Force, Momentum and Impulse

This topic is part of the HSC Physics course under the section Momentum, Energy and Simple Systems.

HSC Physics Syllabus

  • evaluate the effects of forces involved in collisions and other interactions, and analyse quantitatively the interactions using the concept of impulse `Δp=F_{net}Δt` 

Force, Momentum and Impulse 

Force and Momentum

Force, by Newton's second law, is given by:

$$F = m \times a$$

Acceleration is the rate of change of velocity:

$$a = \frac{\Delta v}{\Delta t}$$

$$F = m \times \frac{\Delta v}{\Delta t}$$

Momentum is mass times velocity:

$$p = m \times v$$

The rate of change of momentum:

$$\frac{\Delta p}{\Delta t} = m \times \frac{\Delta v}{\Delta t}$$

Therefore, force is the rate of change of momentum:

$$F = \frac{\Delta p}{\Delta t}$$

Momentum vs Time Graph

The gradient of a line on a momentum vs time graph represents the rate of change of momentum. Therefore, the gradient in this case represents force.

 momentum vs time graph


For example, the straight line on the graph above suggests that a constant force acts on the mass. 

What is Impulse?

Impulse (I): Impulse is the change in an object's momentum, and it's equal to the product of force (F) and the time (t) during which it acts. Impulse is also a vector quantity, and its direction is the same as the force.

The equation for impulse is:

$$I = \Delta p$$

From the equation for force in terms of p and t, we can derive another equation for impulse:

$$I = F\Delta t$$

The unit for impulse is the same as momentum (kg m s-1) or the product of units of force and time (N s)

Example 1

A 100 kg mass at rest is acted upon by a 500 N net force to the right as shown for 2.5 seconds.

What is the impulse of the force and the final velocity of the mass?


First, we can calculate impulse:

$$I = F \times t$$

$$I = (500)(2.5) = 1250 \, \text{N s to the right}$$

Consider impulse as the change in momentum:

$$I = \Delta p$$

Since the mass was at rest, its initial momentum was zero:

$$I = mv$$

$$1250 = (100)v$$

$$v = 12.5 \, m \, s^{-1}$$

Example 2

An 800 kg car moving at 30 m s–1 collides with a wall. The collision causes the car to come to an abrupt stop in 0.25 s.

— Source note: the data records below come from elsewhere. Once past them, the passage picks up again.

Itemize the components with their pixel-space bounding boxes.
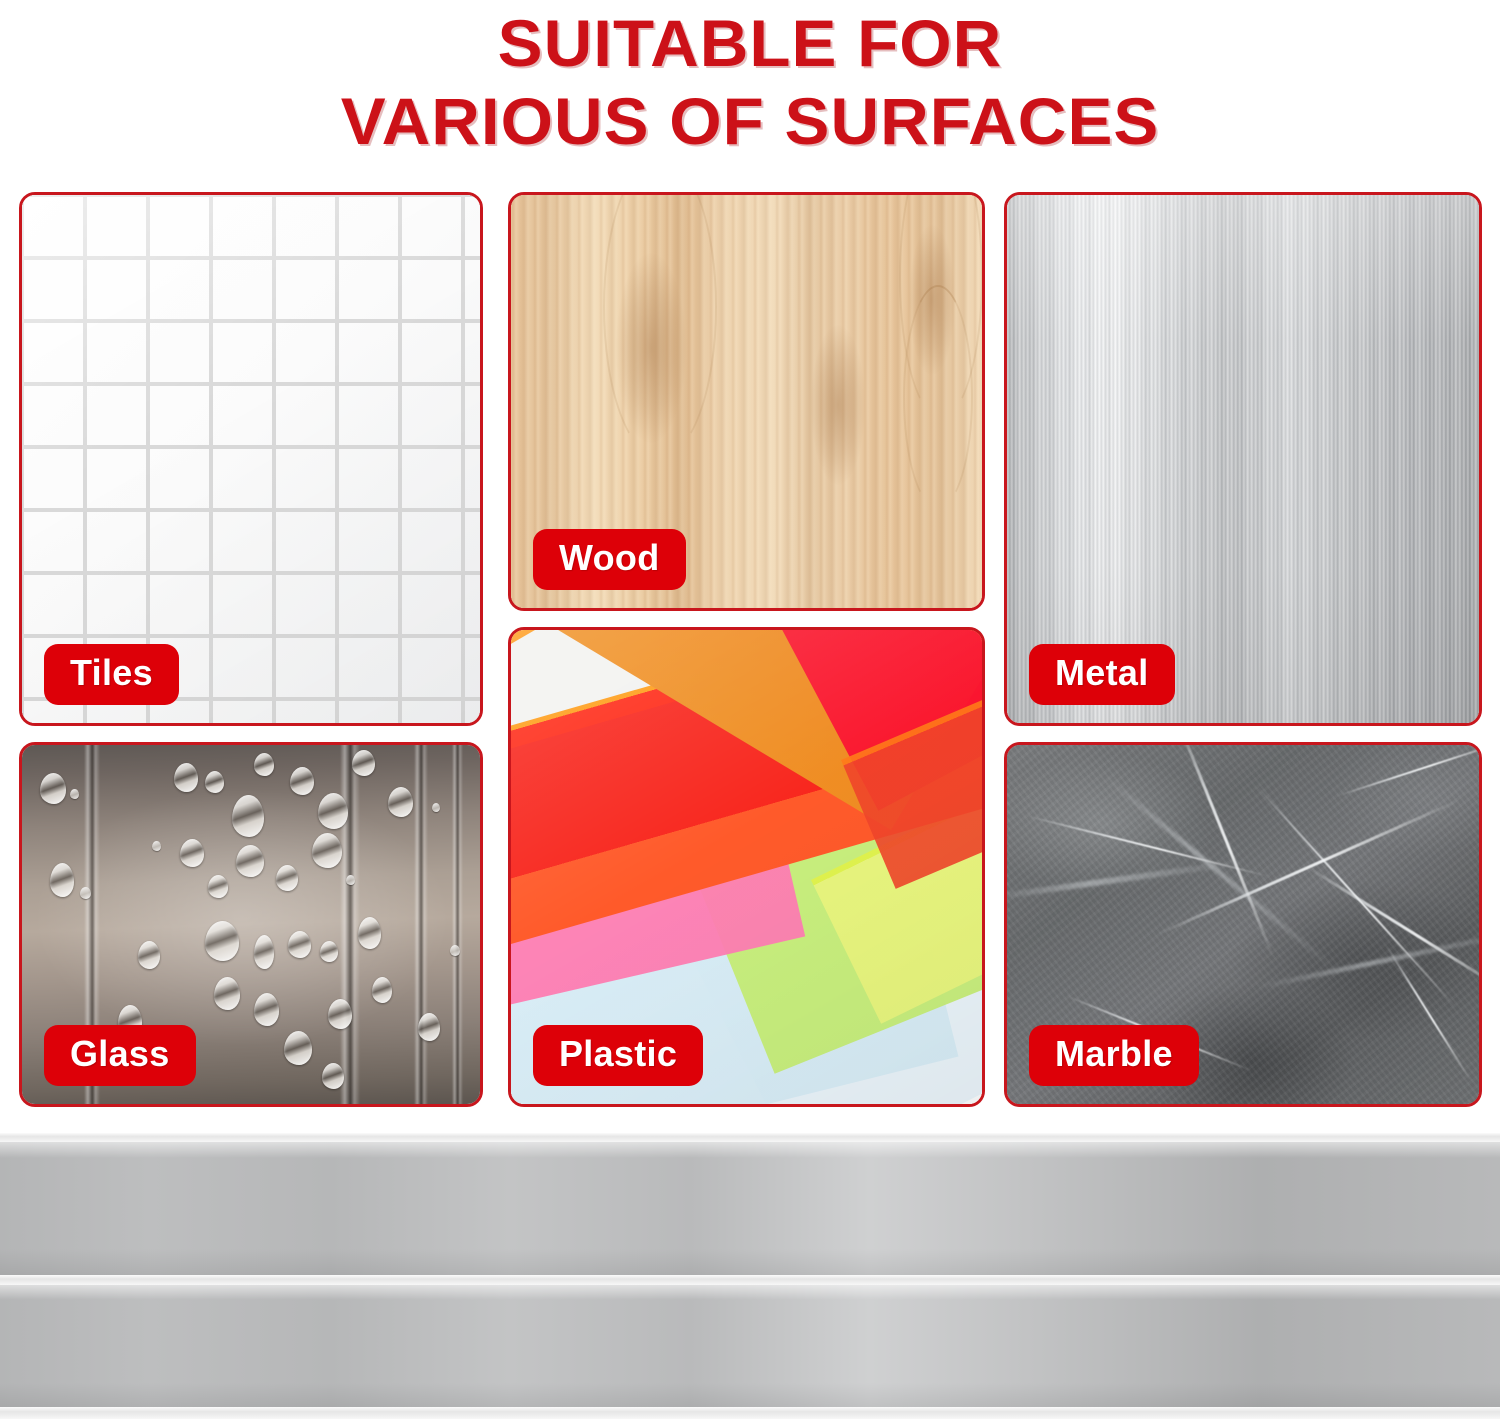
surface-panel-glass: Glass	[19, 742, 483, 1107]
wood-knot-2	[811, 325, 865, 485]
water-droplet	[208, 875, 228, 898]
water-droplet	[80, 887, 91, 899]
water-droplet	[138, 941, 160, 969]
water-droplet	[322, 1063, 344, 1089]
water-droplet	[432, 803, 440, 812]
surface-label-glass: Glass	[44, 1025, 196, 1086]
water-droplet	[320, 941, 338, 962]
surface-panel-tiles: Tiles	[19, 192, 483, 726]
water-droplet	[236, 845, 264, 877]
surface-label-marble: Marble	[1029, 1025, 1199, 1086]
wood-grain-arc-3	[903, 285, 973, 509]
water-droplet	[254, 935, 274, 969]
water-droplet	[388, 787, 413, 817]
water-droplet	[254, 993, 279, 1026]
surface-panel-plastic: Plastic	[508, 627, 985, 1107]
water-droplet	[418, 1013, 440, 1041]
water-droplet	[328, 999, 352, 1029]
water-droplet	[450, 945, 460, 956]
water-droplet	[214, 977, 240, 1010]
water-droplet	[358, 917, 381, 949]
water-droplet	[372, 977, 392, 1003]
shelf-face-lower	[0, 1285, 1500, 1407]
water-droplet	[152, 841, 161, 851]
surface-label-plastic: Plastic	[533, 1025, 703, 1086]
surface-label-tiles: Tiles	[44, 644, 179, 705]
water-droplet	[174, 763, 198, 792]
water-droplet	[284, 1031, 312, 1065]
water-droplet	[70, 789, 79, 799]
water-droplet	[254, 753, 274, 776]
water-droplet	[232, 795, 264, 837]
bottom-shelf-strip	[0, 1133, 1500, 1419]
water-droplet	[290, 767, 314, 795]
water-droplet	[288, 931, 311, 958]
shelf-edge-top	[0, 1133, 1500, 1142]
shelf-edge-bottom	[0, 1407, 1500, 1419]
shelf-edge-middle	[0, 1275, 1500, 1285]
water-droplet	[40, 773, 66, 804]
surface-label-metal: Metal	[1029, 644, 1175, 705]
water-droplet	[276, 865, 298, 891]
water-droplet	[346, 875, 355, 885]
water-droplet	[180, 839, 204, 867]
water-droplet	[205, 771, 224, 793]
shelf-face-upper	[0, 1142, 1500, 1275]
water-droplet	[318, 793, 348, 829]
water-droplet	[312, 833, 342, 868]
surface-label-wood: Wood	[533, 529, 686, 590]
water-droplet	[50, 863, 74, 897]
surface-panel-metal: Metal	[1004, 192, 1482, 726]
surface-panel-wood: Wood	[508, 192, 985, 611]
water-droplet	[352, 750, 375, 776]
water-droplet	[205, 921, 239, 961]
surface-panel-marble: Marble	[1004, 742, 1482, 1107]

What magnitude of force does the wall exert on the car during the collision?


Consider the change in momentum (impulse) in terms of force and time:

$$\Delta p = F \times t$$

$$mv - mu = F \times t$$

$$(800)(0) - (800)(30) = F(0.25)$$

$$F = - 9.6 \times 10^4 \, N$$

Example 3

A 0.5 kg ball moving at 3 m s–1 on a frictionless surface collides with a vertical wall as shown. The wall exerts an average force of 120 N on the ball for a duration of 20 ms.

(a) What is the final speed of the ball?

(b) How much mechanical energy was lost during the collision?

Solution to part (a):

Consider the change in momentum as the product of force and time:

$$mv - mu = F \times t$$

Let vectors directed to the right be positive (and left to be negative). When the ball collides with the wall, the wall exerts a force on the ball to the left. 

$$(0.5)v - (0.5)(3) = (-120)(20 \times 10^{-3})$$

$$v = -1.8 \, m \, s^{-1}$$


Solution to part (b):

Mechanical energy is given by the sum of a mass' kinetic and potential energy. In this case, there is no changes in potential energy.

$$\text{initial kinetic energy} = \frac{1}{2}mu^2 = \frac{1}{2}(0.5)(3)^2$$

$$\text{initial kinetic energy} = 2.25 \, \text{Joules}$$

$$\text{final kinetic energy} = \frac{1}{2}(0.5)(-1.8)^2$$

$$\text{final kinetic energy} = 0.81 \, \text{Joules}$$ 

$$\text{mechanical energy lost} = 0.81 - 2.25 = -1.44 \, \text{Joules}$$

Therefore, 1.44 J of kinetic energy has been transformed to another form e.g. heat during the collision.